"Kadınların şerlisi kendini beğenip kibirlenen ve (açılıp saçılarak) teberrüc yapanlardır. Onlar münafıktırlar. Bu yüzden kadınlardan cennete girecek olanlar ayağı sekili karga gibi azdır.
"iki sınıf insan vardır ki, onlar cehennem ehlidirler; Bunlardan biri ellerinde sığırkuyruğu gibi kamçılar olup insanları dِvecekler. Diğeri; vücutlarını belli edecek elbise giyen, bu elbiselerle erkekleri meylettirmek için kırıtarak yürüyen, saçlarını deve hörgücü gibi başlarında toplayan kadınlardır ki; bunlar cennete giremeyecek ve çok uzak mesafelerden bile hissedilen cennetin kokusunu dahi duyamayacaklardır.
Ahir zamanda ümmetimden, deve semerine benzer bineklere binen adamlar olacak, mescit kaplarında inecekler. Onların kadınları örtülü çıplaktır. Saçlar deve hörgücü gibi kabarıktır. Onlara lânet edin, çünkü onlar lanetlidir. Eğer sizden sonra başka ümmetler gelmiş olsaydı sizin kadınlarınız onların kadınlarına hizmetçi olurdu, aynı sizden önceki ümmetlerin kadınlarının size hizmet ettiği gibi.
Sahih li gayrihi. Ahmed Müsned (2/223 Hadis no: 7083) ibn Hibban (13/64) Hakim (4/483)
Hakim’deki rivayette ise şöyledir: “Bu ümmetin sonunda lüks döşeklere binen adamlar olurda mescitlerinin kapılarında inerler. Onların kadınları örtülü çıplaktırlar.”
Abdullah b. Amr radıyallahu anhuma şöyle demiştir: Muhakkak ki Allah’ın indirdiği kitapta iki sınıfın ateşte olduğunu buluruz: Bunlardan birisi: Ahir zamanda, yanlarında bulunan sığırkuyrukları gibi kamçılarla insanları suçsuz yere döven, karınlarına ancak pis (haram kazanç) sokan bir topluluktur. Diğeri ise; Giyinmiş fakat çıplak olan, meyleden ve meylettiren kadınlardır. Bunlar cennete giremeyecekleri gibi, kokusunu dahi alamayacaklar.”

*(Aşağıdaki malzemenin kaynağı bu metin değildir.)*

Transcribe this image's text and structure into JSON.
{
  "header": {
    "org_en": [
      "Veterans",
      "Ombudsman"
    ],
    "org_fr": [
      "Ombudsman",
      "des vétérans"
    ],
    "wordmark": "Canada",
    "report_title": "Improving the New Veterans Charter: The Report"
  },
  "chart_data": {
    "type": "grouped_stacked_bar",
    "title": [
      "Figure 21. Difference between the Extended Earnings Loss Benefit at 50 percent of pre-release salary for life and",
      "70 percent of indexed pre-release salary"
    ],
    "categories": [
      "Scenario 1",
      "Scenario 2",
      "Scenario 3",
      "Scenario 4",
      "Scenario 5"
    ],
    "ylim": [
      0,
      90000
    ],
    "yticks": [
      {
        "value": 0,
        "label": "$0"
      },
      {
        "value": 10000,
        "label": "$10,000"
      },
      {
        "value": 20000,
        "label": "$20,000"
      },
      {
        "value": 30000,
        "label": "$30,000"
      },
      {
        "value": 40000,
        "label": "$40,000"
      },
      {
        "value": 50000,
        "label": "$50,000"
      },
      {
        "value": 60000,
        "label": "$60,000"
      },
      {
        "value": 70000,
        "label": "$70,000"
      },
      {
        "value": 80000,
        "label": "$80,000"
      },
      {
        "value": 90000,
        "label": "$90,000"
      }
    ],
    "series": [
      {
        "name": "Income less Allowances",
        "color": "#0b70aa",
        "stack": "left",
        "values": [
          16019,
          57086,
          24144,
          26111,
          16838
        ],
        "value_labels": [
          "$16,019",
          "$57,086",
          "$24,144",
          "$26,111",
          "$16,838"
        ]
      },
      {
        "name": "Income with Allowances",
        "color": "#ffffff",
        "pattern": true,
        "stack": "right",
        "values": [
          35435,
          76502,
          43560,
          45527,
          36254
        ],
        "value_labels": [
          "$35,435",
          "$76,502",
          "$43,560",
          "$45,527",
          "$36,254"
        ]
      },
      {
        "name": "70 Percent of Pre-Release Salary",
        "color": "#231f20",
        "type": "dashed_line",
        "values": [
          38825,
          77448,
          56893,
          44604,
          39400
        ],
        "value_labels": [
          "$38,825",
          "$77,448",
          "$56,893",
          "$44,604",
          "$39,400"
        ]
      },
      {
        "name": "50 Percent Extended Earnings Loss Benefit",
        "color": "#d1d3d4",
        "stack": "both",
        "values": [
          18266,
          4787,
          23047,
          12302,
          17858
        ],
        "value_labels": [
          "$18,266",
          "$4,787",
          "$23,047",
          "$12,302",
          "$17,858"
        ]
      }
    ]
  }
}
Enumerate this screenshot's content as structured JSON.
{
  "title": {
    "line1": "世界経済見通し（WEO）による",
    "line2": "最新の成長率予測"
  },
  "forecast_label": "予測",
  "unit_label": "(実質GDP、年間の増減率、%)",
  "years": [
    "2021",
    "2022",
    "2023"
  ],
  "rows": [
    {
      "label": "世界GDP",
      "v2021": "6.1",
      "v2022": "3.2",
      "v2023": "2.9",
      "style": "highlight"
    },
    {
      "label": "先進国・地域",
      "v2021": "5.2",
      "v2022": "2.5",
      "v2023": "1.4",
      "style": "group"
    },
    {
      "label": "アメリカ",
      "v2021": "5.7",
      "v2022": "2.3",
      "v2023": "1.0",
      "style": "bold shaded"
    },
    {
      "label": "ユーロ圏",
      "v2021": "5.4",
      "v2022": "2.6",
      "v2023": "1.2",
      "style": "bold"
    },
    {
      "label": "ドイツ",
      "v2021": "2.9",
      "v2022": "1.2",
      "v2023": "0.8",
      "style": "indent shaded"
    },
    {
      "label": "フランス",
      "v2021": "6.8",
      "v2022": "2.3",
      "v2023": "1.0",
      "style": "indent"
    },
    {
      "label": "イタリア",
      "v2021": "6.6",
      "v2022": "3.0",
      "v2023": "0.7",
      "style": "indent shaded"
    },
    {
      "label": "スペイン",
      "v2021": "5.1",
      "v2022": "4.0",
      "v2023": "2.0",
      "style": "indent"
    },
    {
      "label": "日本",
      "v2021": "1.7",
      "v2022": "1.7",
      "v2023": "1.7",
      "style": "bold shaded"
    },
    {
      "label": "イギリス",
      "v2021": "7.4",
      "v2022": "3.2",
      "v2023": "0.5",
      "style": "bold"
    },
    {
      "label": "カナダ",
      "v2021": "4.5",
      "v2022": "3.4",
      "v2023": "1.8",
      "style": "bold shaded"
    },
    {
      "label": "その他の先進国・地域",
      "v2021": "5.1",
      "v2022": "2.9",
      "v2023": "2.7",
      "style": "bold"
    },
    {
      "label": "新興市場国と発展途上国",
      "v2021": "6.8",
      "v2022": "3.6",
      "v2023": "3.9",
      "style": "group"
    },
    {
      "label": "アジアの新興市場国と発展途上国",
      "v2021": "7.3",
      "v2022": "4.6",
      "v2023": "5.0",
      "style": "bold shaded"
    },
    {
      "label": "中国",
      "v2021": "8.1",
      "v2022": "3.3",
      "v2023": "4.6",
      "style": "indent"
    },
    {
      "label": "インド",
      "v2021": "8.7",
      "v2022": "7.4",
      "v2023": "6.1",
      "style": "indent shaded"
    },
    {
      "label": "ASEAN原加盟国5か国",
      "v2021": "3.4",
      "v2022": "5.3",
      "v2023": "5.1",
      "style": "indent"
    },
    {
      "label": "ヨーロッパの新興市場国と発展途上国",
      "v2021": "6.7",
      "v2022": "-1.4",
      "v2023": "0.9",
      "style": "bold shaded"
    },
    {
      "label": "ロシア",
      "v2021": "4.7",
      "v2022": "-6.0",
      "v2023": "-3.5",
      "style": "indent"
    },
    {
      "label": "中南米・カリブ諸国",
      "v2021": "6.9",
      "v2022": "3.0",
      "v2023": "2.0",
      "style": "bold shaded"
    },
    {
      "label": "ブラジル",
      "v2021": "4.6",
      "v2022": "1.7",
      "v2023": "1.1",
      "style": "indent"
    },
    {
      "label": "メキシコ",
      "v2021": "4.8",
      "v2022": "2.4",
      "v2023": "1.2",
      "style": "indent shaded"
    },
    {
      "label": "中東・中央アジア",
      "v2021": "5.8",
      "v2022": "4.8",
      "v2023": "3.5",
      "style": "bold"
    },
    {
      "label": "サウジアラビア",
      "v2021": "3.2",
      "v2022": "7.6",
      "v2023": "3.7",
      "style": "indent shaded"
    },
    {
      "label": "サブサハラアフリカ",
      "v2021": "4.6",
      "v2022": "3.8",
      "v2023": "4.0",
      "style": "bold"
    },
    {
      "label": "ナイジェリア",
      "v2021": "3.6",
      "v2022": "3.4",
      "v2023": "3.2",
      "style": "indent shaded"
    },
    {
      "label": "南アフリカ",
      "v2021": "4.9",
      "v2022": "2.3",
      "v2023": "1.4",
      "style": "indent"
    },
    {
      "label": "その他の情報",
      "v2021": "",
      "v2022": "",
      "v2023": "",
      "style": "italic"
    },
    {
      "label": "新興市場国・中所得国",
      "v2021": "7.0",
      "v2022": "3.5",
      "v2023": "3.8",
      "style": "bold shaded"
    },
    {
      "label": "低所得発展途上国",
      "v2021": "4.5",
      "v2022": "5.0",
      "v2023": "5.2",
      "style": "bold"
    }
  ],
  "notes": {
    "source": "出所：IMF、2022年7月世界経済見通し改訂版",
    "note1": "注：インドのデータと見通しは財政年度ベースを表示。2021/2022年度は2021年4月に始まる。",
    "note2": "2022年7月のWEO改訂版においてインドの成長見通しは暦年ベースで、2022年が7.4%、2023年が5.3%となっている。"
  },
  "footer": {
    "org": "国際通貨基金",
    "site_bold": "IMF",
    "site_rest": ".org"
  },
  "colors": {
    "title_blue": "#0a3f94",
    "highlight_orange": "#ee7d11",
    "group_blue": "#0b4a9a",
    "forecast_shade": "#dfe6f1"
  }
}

Ka’b el-Ahbar rahimehullah şöyle demiştir: “insanlar üzerine bir zaman gelecek, kadınların bazıları giyinik olmalarına rağmen çıplaktırlar. Süslenip kokular sürünmelerine rağmen kokuları olmayacaktır. Deve hörgücü gibi topuzları vardır. Deve yükü gibi salınacaklar. Cehenneme doğru koşacaklar.
Maktu. Haraitî, i’tilâlu’l-Kulûb (206)
- Ahmed b. Hanbel’de: سَيَكُونُ فِي آخِرِ أُمَّتِي رِجَالٌ يَرْكَبُونَ عَلَى سُرُوجٍ، كَأَشْبَاهِ الرِّحَالِ، يَنْزِلُونَ عَلَى أَبْوَابِ الْمَسْجِد ـÜmmetimin sonunda/ahir zamanda bazı erkekler devenin semeresine benzer eğerlere binip mescit kapılarında inerler.
- Taberani’de (el-Kebir, 13/63): يَكُونُ فِي أُمَّتِي رِجَالٌ يُرْكِبُونَ نِسَاؤُهُمْ عَلَى سُرُوجٍ كَأَشْبَاهِ الرِّجَالِ ileride ümmetimden -kadınlarının erkekler gibi eğerlere bindiği- bazı erkekler olacaktır).
Hakim’de(4/436): “سَيَكُونُ فِي آخِرِ هَذِهِ الْأُمَّةِ رِجَالٌ يَرْكَبُونَ عَلَى الْمَيَاثِرِ حَتَّى يَأْتُوا أَبْوَابَ مَسَاجِدِهِم Bu Ümmetin sonunda/ahir zamanda bazı erkekler eğerlere/semerlere binip mescitlerin kapısına gelirler..
Ebu Şakra radıyallahu anh'den; Rasulullah sallallahu aleyhi ve sellem şöyle buyurdu: Başlarını deve (bir rivayette sığır) hörgücü gibi yapan kadınları gördüğünüzde onlara hiçbir namazlarının kabul olmayacağını bildiriniz.